Warrior Witch (The Malediction Trilogy #3)(40)
“A map, of sorts.” My father handed me a tin cup of weak tea. “Jér?me and I have been working with the, uh, Baron Vincent to construct a replica of Revigny and its surroundings.”
“It’s only Lord Vincent at the moment,” Vincent replied. “But I hope to rectify that shortly.”
My father frowned, then shrugged. “It’s been a world of help with planning, given that not everyone has ventured so far out of the Hollow. Chris?”
“Right.” My friend cleared his throat, and I watched how the eyes of everyone in the room went to him. He was, I realized, their leader.
“We received word from our scouts that Roland and Lessa took control of Triaucourt in the night,” he said. “If he holds to his pattern – and I think he will – they’ll remain under cover, taking oaths from those his militiamen round up, and then move on again tonight.”
“Then why aren’t we looking at Triaucourt?” I asked.
“Because the same gambit isn’t going to work twice, and we don’t have the clout,” he gave an apologetic look to the twins, “to take them on directly.”
He picked up a map and laid it out in front of me, and I noted the marks indicating the villages Roland had either destroyed or taken over. “This process of taking oaths eats up time,” Chris said. “Time that people could use to flee their homes and seek refuge in the mountains. The militiamen are rounding up those in the smaller hamlets, but Angoulême has groups of two or three trolls capturing and holding the more middling size villages until Roland has time to reach them. Revigny is one of them.”
I traced a finger over the little dots on the map. “Why bother?” I muttered. “These places can’t have more than a hundred people living in them. I hate to say it, but they’re hardly worth the effort. Why doesn’t he just attack Courville? In one fell swoop he’d have the human army he needs.”
“Maybe, maybe not,” Chris replied. “If he attacked Courville, Tristan would likely intervene before Roland could take control of the city, and he’d be risking a direct confrontation with his elder brother, which he wouldn’t win.”
I wasn’t so sure about that, but I kept my doubts to myself.
“But by doing it this way, building his army in small attacks, the risk of Tristan leaving Trianon unprotected – especially with their father’s plans remaining unknown – are much less.”
“And once he has this army, then what?” My mind filled with the image of families driven to take up pitchforks and shovels, rusty swords, and pistols that hadn’t been fired in years, and then to attack their countrymen. Not because they wanted to, but because they had no choice.
“When he’s ready, we think he’ll have them march en masse on Courville,” Vincent replied. “Tristan would have to leave Trianon unprotected to save the other city from his brother’s army.”
“While Roland and Lessa backtrack to Trianon and take it while it’s undefended,” I said, not waiting for him to finish. “They have to know he won’t fall for such a strategy.”
“True.” Chris set the map aside. “So Tristan sees through their game and remains in Trianon. Roland’s army takes Courville. Not only is the death toll likely to be catastrophic, he’ll now have control over nearly half the Isle’s population, none of whom will hold Tristan in particularly high regard given he’s remained holed up behind castle walls the entire time.”
And none of them would care that he hadn’t had a choice. I exhaled softly. “Then Roland can march his army against Trianon, or even Trollus, at his pleasure. It won’t matter to him or Angoulême how many humans die, because keeping them alive has never been their plan. It was ours.” The porridge soured in my stomach. “How do we stop him?”
“By taking away his army, bit by bit, village by village,” Chris replied. “By forcing Roland to meet Tristan on a level playing field and making the battle between them alone. Watch.” He gestured at the faintly glowing miniature.

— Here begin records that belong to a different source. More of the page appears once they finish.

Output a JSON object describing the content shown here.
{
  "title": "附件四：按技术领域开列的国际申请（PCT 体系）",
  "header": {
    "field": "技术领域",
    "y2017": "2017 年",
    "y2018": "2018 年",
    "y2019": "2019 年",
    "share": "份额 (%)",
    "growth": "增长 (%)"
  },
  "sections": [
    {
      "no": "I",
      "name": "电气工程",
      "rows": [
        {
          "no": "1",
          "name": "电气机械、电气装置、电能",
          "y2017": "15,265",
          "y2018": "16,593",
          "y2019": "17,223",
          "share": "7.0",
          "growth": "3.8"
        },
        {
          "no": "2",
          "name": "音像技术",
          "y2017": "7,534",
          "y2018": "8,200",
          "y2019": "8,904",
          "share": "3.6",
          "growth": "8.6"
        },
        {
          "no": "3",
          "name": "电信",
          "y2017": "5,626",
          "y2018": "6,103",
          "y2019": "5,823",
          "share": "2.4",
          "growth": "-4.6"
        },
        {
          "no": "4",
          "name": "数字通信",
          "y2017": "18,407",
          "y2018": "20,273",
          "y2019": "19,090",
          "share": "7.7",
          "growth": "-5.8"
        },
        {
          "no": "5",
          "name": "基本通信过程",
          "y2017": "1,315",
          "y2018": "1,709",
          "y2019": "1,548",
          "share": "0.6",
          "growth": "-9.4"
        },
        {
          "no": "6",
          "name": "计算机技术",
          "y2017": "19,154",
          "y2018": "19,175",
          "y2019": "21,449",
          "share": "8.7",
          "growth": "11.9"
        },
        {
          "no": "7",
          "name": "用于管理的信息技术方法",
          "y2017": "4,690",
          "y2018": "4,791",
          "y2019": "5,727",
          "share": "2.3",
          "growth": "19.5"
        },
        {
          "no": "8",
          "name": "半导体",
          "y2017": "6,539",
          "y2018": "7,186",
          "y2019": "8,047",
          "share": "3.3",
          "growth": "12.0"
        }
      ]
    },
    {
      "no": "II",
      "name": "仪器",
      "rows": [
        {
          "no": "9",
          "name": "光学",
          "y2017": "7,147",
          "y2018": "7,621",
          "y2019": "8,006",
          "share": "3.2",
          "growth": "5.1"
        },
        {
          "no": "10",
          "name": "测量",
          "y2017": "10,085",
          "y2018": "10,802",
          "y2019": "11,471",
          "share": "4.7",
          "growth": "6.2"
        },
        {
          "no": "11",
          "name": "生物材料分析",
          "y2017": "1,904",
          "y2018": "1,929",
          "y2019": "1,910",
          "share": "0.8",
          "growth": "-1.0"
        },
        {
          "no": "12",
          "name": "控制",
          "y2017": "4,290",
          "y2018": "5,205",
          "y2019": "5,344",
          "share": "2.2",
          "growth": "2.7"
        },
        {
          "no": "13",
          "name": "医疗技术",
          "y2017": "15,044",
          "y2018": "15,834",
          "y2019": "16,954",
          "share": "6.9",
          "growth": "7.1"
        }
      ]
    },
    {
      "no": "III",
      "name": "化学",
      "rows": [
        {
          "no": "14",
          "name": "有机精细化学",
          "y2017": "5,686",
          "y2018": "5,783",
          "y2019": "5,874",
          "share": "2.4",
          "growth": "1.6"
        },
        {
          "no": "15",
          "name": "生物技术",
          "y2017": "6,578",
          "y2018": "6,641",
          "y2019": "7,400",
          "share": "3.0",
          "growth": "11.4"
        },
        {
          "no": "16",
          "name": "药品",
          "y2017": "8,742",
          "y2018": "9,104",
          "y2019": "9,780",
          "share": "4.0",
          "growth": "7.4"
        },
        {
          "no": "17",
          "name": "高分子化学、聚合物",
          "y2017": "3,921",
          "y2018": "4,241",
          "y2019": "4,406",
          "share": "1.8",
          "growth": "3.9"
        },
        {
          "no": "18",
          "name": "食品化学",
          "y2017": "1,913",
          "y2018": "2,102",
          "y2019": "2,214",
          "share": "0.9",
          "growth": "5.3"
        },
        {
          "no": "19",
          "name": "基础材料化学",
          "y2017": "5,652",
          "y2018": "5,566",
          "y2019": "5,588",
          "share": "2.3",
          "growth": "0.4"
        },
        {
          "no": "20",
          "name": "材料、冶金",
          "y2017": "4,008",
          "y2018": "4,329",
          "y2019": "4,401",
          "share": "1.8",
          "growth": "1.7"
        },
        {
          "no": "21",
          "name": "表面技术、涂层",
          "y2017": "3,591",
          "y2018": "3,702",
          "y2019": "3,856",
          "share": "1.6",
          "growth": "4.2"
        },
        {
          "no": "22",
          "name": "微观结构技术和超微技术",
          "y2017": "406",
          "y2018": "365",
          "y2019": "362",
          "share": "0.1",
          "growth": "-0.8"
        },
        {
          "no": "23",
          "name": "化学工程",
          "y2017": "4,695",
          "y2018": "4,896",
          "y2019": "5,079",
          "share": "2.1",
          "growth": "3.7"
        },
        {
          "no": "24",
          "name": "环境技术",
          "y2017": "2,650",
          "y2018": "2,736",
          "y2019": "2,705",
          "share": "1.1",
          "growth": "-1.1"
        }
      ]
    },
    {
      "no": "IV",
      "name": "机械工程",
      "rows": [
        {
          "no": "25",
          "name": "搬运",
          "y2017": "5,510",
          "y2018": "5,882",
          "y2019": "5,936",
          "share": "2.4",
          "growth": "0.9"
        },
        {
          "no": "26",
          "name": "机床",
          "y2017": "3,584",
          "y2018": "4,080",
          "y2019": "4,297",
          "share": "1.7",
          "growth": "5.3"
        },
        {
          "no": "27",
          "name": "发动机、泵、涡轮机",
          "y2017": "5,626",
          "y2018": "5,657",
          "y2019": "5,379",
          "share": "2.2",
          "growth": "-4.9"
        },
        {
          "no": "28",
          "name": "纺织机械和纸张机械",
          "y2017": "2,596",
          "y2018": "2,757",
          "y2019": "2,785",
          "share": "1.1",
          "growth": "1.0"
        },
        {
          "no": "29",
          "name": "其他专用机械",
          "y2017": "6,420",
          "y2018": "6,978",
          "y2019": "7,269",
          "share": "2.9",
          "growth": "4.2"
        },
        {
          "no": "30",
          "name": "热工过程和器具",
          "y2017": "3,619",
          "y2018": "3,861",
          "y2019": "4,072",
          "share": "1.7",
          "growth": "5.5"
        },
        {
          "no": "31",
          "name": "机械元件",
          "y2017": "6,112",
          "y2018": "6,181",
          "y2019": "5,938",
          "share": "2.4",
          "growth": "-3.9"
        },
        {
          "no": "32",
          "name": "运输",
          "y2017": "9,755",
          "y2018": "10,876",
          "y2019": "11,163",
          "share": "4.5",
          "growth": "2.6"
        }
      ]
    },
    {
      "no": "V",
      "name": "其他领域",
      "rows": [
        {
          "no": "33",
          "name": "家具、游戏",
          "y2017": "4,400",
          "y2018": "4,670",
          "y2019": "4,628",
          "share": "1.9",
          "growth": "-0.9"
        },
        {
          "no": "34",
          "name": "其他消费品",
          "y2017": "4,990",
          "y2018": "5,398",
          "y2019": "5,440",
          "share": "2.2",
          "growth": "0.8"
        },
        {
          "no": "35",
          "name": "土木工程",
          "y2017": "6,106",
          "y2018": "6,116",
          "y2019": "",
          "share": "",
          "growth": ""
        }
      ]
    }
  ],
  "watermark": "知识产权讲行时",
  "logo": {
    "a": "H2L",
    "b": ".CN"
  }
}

Two figures appeared in the model, tiny replicas of Vincent and Victoria. They were both standing on their hands, wobbling back and forth. Victoria’s figure toppled over, and I heard her grumble softly over my shoulder. Vincent smiled, and a dozen tiny figures bearing our faces appeared. “This,” he said, “is how it will go.”
Chapter Twenty-Four
Cécile
“Stones and sky, but they’re cocky,” Victoria muttered, kneeling next to me in the snow.
Revigny sat between two mountains, a cluster of houses and one general store, with a population that was far outnumbered by the goats they raised on the grassy southern slopes. And by my reckoning, every one of them was locked behind the invisible wall encasing the village. Goats included.
Their troll captors relaxed in a pavilion that looked like it had been plucked from the glass gardens, only this version was an illusion with the sole purpose of blocking out the brilliant sun from overhead. Two of them sat on rough wooden chairs plucked from someone’s kitchen, while a third twirled about half-naked in the snow, hands raised up to the sun.
“Do you recognize them?” I asked. That had been one of the bigger unknowns. Victoria and Vincent had an idea of which trolls the Duke had recruited to his cause, but there was no way to know who had been sent to each village. Or how much power they had.